The complaint alleged that the plaintiff “received and suffered some permanent scarring” of the injured areas. He was treated by Dr. Robert W. Painter for injuries to his eye. The burns were treated by Dr. Malcolm S. Roth. The plaintiff offered neither Dr. Painter nor Dr. Roth as witnesses at the trial; instead, the plaintiff offered as a witness Dr. Phillip Goldman, a specialist in skin diseases, who had neither seen nor treated the plain*564tiff for his injuries. On this branch of the case, the court charged the jury as follows: “In the course of the arguments in this case, attention was called to the failure to call certain witnesses, Dr. Painter and Dr. Eoth, who, it was claimed, might by their testimony, have shone light upon the situation before you. It is true where a party fails to call to the witness stand a witness who, if so called, could testify as to any material fact and where it is within the sole or peculiar power of that party to call him, you are entitled to infer that had he so testified, that testimony would be unfavorable to the party failing to call him and to consider that fact in arriving at your decision. You must, however, first reasonably conclude that the person not called could give material testimony, and that it is within the sole or peculiar power of the parties failing to call him to put him to use on the witness stand. If it was equally within the power of either party to call and neither does, then there is no basis for [an] inference that his testimony, if given, would be unfavorable to either party.” The defendants excepted to this portion of the court’s charge. The charge as given was contrary to our law. See Secondino v. New Haven Gas Co., 147 Conn. 672, 675; Ezzo v. Geremiah, 107 Conn. 670, 677; 2 Wigmore, Evidence (3d Ed.) § 285. No reason was given and no explanation was advanced for the failure to offer the doctors as witnesses. We cannot say on the facts of this case that the testimony of Dr. Painter and Dr. Eoth would be comparatively unimportant, or cumulative, or inferior to what was already utilized; clearly, the testimony of the doctors who actually saw and treated the plaintiff would be superior in respect to the fact to be proved. See 2 Wigmore, op. cit. § 287. As in the Secondino case, supra, 677, “[t]he nature and extent of the *565plaintiff’s injuries were weighty issues in this case, and the error in the charge makes necessary a new trial on the issue of damages.”
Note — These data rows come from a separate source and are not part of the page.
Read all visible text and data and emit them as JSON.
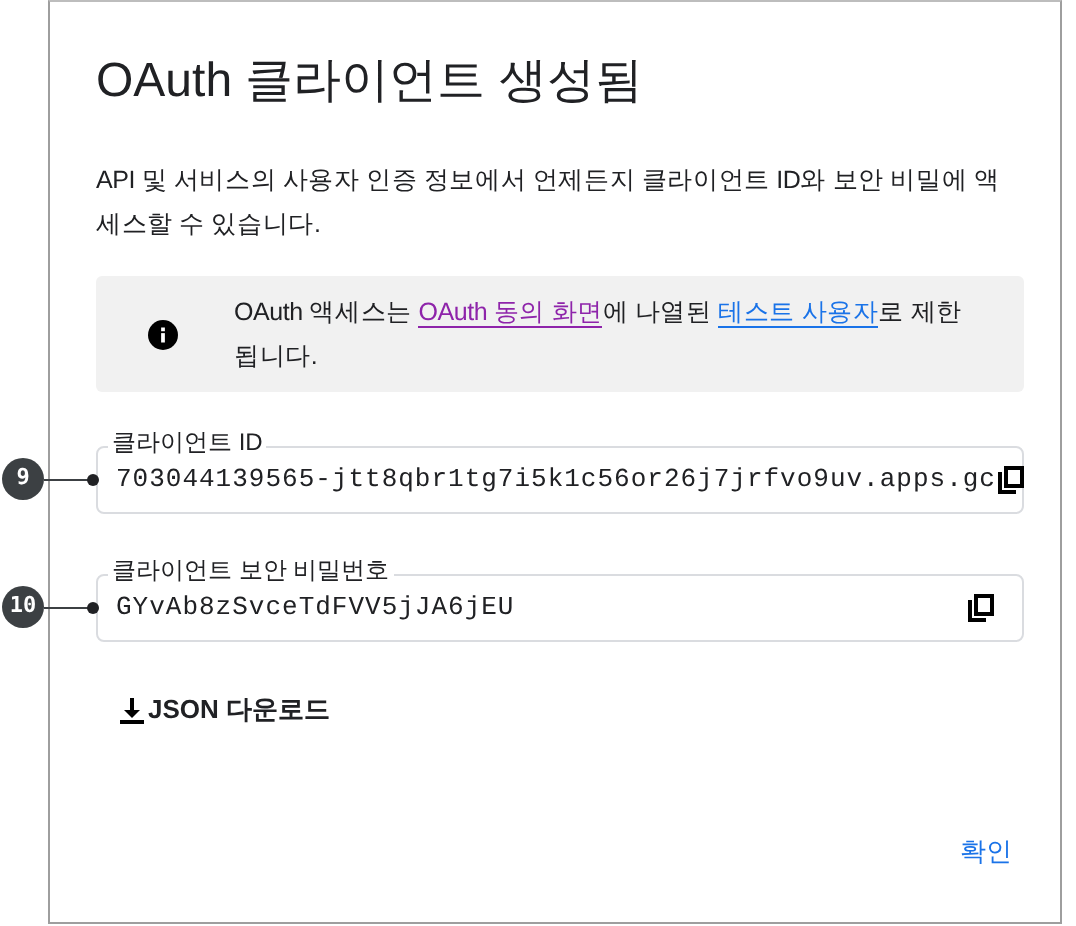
{
  "dialog": {
    "title": "OAuth 클라이언트 생성됨",
    "description": "API 및 서비스의 사용자 인증 정보에서 언제든지 클라이언트 ID와 보안 비밀에 액세스할 수 있습니다.",
    "notice": [
      {
        "kind": "text",
        "text": "OAuth 액세스는 "
      },
      {
        "kind": "link",
        "text": "OAuth 동의 화면",
        "visited": true
      },
      {
        "kind": "text",
        "text": "에 나열된 "
      },
      {
        "kind": "link",
        "text": "테스트 사용자",
        "visited": false
      },
      {
        "kind": "text",
        "text": "로 제한됩니다."
      }
    ],
    "fields": [
      {
        "label": "클라이언트 ID",
        "value": "703044139565-jtt8qbr1tg7i5k1c56or26j7jrfvo9uv.apps.gc",
        "callout": "9"
      },
      {
        "label": "클라이언트 보안 비밀번호",
        "value": "GYvAb8zSvceTdFVV5jJA6jEU",
        "callout": "10"
      }
    ],
    "download_button": "JSON 다운로드",
    "ok_button": "확인"
  }
}
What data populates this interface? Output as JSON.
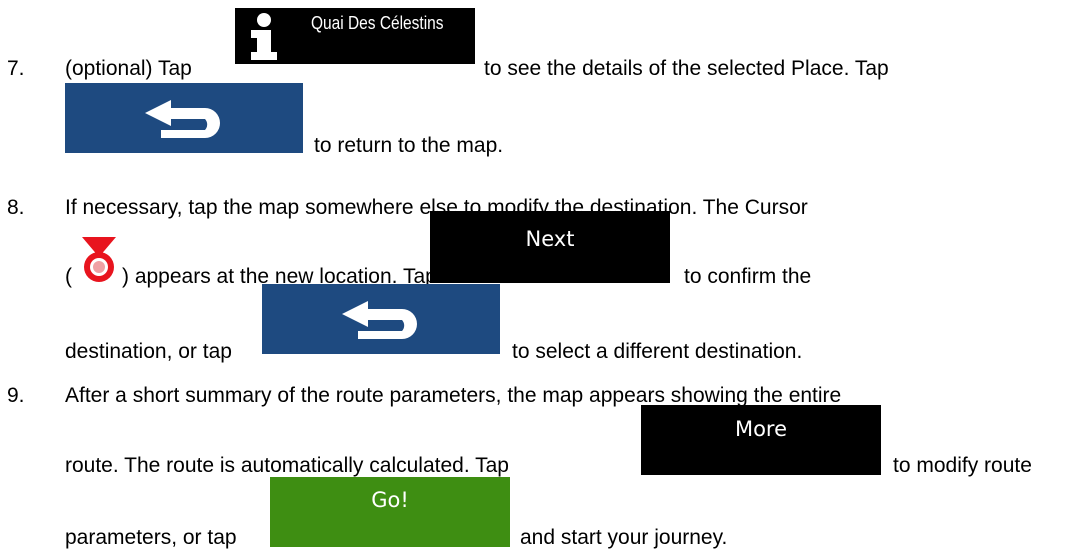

In the view which we have taken of this case, it is unnecessary to consider or discuss the claimed error that the award of damages was excessive.
There is error, the judgment is set aside and the case is remanded with direction to render judgment for the plaintiff to recover such damages as, on a new trial limited to the issue of damages, he may prove.
In this opinion Pruyn, J., concurred.3

 The record contains no memorandum on the defendants’ motion to set aside the verdict. The court’s ruling is contained in the docket entry which reads as follows: “Motion to set aside verdict— filed — Denied 10/11/66, Martin, J."

 This appeal was heard before a three-judge panel consisting of Pruyn, presiding judge, and Jacobs and Levine, Js., at a session of the Appellate Division held at Meriden on May 16, 1967. Shortly after oral argument and before decision was reached, Levine, J., was appointed to the Court of Common Pleas. The parties to this action filed with the chief clerk a written stipulation as follows: “The parties to the above-entitled action hereby stipulate that the above case which was heard on May 16, 1967 may be decided by the following two judges: The Honorable Erving Pruyn, Presiding Judge, and the Honorable David H. Jacobs.”